Un luogo inevitabile, che ha il difetto di eccitare il risentimento, di diventare un pulpito su cui chiunque si sente investito di un’autorità, così ne parla Don Giuliano, che aggiunge: “Personalmente ho smesso di esprimere opinioni su Facebook perché è quasi impossibile evitare chi innesca la rissa, chi si esprime in modo sgradevole, chi ragiona per contrapposizioni. Parlo solo (o quasi) per immagini”.

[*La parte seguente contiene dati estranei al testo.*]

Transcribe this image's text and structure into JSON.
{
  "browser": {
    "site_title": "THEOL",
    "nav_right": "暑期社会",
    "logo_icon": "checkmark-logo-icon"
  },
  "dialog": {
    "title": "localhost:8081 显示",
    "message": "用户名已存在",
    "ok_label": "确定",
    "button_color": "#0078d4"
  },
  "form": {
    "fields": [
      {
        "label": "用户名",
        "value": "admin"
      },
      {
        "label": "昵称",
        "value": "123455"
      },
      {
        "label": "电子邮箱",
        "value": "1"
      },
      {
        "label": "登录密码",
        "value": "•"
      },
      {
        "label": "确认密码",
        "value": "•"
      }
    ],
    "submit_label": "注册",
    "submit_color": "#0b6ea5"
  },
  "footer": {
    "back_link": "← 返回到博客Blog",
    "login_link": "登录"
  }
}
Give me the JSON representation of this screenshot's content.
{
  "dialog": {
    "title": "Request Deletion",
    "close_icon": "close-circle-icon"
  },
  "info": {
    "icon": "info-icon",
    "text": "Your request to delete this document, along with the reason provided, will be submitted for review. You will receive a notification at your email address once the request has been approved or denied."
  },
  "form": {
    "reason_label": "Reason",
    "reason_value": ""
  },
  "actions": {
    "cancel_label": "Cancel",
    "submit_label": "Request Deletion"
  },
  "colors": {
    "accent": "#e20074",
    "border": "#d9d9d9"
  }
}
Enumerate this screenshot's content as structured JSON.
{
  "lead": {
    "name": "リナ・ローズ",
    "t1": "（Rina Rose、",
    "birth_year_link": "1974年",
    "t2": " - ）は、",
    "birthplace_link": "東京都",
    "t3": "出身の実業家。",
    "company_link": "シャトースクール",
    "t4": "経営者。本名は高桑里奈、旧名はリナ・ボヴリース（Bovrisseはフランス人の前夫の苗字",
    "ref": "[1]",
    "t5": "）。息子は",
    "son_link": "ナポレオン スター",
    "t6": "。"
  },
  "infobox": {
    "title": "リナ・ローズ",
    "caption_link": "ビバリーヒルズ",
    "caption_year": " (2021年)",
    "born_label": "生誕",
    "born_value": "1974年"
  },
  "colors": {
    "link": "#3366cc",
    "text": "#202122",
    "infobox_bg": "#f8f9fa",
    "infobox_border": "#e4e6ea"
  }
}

Sui fenomeni più o meno recenti che accrescono la loro popolarità su YouTube et similari, invece, ha decisamente una valutazione più critica: “Temo non siano fenomeni passeggeri, ma credo siano anche molto equivoci. Il contenuto che sono convinti di servire, se si può parlare così della testimonianza credente, viene assimilato alla natura del mezzo con cui credono di promuoverlo. È una parola che certamente si afferma, ma al prezzo di neutralizzarsi, di dequalificarsi perché messa nel mucchio di una comunicazione indifferenziata, in mezzo alle foto dei gattini, le ricette di cucina, i meme, le canzoncine e tutto il resto. Tutto finisce nella lavatrice del varietà. Bisognerebbe imparare a predicare bene, a celebrare bene, piuttosto che vendere un prodotto confezionato dagli standard di queste vetrine mediali. La parola viva e il gesto vero sono insuperabili. Lì nei social si può stare, ma in altra maniera, e per altre ragioni”.